Imaging Cortical Dopamine Transmission in Cocaine Dependence: A [11C]FLB 457-Amphetamine Positron Emission Tomography Study

Abstract

Background: Positron emission tomography studies have demonstrated less dopamine D_2/3 receptor availability and blunted psychostimulant-induced dopamine release in cocaine-dependent subjects (CDSs). No studies in CDSs have reported the in vivo status of D_2/3 and dopamine release in the cortex. Basic and functional imaging studies suggest a role for prefrontal cortical dopaminergic abnormalities in impaired executive function and relapse in cocaine dependence. We used [¹¹C]FLB 457 positron emission tomography and amphetamine to measure cortical D_2/3 receptors and dopamine release in CDSs.

Methods: [¹¹C]FLB 457 and positron emission tomography were used to measure D_2/3 receptor binding potential in cortical regions of interest in recently abstinent CDSs (n = 24) and healthy control subjects (n = 36) both before and after 0.5 mg kg^-1 of oral d-amphetamine. Binding potential relative to nondisplaceable uptake (BP_ND) and binding potential relative to total plasma concentration (BP_P) were derived using an arterial input function-based kinetic analysis. Cortical dopamine release in regions of interest was measured as the change in BP_ND and BP_P after amphetamine.

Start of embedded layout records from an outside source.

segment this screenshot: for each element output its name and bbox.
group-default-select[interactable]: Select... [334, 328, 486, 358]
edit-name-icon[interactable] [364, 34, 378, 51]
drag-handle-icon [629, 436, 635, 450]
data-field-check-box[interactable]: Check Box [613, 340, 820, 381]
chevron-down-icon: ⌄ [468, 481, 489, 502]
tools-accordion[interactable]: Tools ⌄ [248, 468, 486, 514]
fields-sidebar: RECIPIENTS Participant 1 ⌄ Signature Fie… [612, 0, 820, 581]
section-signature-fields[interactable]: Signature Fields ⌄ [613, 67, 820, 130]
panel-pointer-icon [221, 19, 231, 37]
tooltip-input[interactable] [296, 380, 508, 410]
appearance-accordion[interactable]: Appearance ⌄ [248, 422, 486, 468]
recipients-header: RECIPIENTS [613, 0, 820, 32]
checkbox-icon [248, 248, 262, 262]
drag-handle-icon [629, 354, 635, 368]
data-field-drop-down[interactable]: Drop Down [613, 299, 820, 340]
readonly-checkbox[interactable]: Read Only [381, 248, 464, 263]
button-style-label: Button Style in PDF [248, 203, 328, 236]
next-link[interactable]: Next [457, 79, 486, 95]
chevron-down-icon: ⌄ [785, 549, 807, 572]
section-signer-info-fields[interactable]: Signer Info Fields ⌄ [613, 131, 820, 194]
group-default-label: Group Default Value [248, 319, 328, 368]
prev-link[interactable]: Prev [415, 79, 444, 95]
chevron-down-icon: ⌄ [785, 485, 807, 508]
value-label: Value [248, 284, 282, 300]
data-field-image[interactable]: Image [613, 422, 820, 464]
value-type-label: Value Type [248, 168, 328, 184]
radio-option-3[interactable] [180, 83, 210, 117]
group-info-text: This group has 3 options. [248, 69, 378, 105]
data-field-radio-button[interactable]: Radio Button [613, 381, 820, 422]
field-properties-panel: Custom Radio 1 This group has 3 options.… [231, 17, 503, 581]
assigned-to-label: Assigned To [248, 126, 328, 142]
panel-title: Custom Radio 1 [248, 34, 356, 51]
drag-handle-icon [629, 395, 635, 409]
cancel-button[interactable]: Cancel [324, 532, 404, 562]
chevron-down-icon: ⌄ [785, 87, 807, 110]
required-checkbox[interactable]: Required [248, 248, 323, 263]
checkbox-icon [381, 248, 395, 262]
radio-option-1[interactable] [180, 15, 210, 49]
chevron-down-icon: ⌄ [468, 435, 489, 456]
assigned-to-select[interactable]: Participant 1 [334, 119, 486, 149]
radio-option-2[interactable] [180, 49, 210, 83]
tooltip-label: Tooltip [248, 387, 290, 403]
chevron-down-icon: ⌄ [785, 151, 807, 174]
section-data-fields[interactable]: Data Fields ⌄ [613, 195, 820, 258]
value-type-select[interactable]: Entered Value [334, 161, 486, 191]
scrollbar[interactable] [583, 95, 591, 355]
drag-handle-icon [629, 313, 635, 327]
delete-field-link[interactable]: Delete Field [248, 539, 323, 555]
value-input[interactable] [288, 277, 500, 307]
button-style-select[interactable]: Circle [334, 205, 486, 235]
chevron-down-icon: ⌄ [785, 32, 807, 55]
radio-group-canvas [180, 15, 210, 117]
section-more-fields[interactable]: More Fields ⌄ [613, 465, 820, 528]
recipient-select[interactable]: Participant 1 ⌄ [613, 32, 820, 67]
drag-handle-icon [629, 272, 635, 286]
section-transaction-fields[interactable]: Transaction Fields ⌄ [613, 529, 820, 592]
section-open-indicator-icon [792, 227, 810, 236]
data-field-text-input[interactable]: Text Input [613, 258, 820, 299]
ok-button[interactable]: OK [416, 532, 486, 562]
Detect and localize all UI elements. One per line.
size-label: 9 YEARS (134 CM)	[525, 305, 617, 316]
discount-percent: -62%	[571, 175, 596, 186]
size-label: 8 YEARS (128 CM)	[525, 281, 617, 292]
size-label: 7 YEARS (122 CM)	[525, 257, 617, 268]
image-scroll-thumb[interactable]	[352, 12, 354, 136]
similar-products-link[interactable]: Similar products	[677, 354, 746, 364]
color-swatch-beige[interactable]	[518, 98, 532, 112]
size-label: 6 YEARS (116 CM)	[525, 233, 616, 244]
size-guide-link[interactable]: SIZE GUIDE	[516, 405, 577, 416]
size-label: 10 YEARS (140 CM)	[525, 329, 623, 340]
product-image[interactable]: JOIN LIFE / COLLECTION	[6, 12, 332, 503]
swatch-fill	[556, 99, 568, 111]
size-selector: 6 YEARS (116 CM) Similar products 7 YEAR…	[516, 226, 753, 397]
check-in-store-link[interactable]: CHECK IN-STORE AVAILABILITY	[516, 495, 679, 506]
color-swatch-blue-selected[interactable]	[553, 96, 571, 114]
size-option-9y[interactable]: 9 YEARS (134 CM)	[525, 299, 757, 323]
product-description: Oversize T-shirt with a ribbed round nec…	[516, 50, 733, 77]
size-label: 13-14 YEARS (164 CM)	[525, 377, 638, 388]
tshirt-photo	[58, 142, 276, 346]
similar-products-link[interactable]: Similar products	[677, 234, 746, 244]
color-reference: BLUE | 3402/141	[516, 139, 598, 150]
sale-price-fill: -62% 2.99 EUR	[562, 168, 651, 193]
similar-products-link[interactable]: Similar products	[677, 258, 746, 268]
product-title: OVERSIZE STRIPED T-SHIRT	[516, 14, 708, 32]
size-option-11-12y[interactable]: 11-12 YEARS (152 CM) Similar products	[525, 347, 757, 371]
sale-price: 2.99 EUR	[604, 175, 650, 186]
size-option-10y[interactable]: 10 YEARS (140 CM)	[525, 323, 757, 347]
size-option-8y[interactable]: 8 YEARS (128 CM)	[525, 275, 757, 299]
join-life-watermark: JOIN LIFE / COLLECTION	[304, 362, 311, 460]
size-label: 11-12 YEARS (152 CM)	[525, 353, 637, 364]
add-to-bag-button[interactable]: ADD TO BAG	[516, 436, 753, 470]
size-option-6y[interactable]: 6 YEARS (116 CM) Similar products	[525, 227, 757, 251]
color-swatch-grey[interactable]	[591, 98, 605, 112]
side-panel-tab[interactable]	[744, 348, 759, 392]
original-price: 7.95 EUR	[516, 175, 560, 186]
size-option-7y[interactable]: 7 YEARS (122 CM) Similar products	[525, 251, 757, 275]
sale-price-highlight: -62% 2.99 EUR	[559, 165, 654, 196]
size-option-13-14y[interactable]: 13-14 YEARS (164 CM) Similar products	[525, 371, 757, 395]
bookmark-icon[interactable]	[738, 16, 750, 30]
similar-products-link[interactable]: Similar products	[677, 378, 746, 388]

Results: Baseline D_2/3 receptor availability (BP_P and BP_ND) and amphetamine-induced dopamine release (ΔBP_ND and ΔBP_P) were significantly lower in the cortical regions in CDSs compared with healthy control subjects. Fewer D_2/3 receptors and less dopamine release in CDSs were not associated with performance on working memory and attention tasks.

Conclusions: The results of this study suggest that deficits in dopamine D_2/3 transmission involve the cortex in cocaine dependence. Further studies to understand the clinical relevance of these findings are warranted.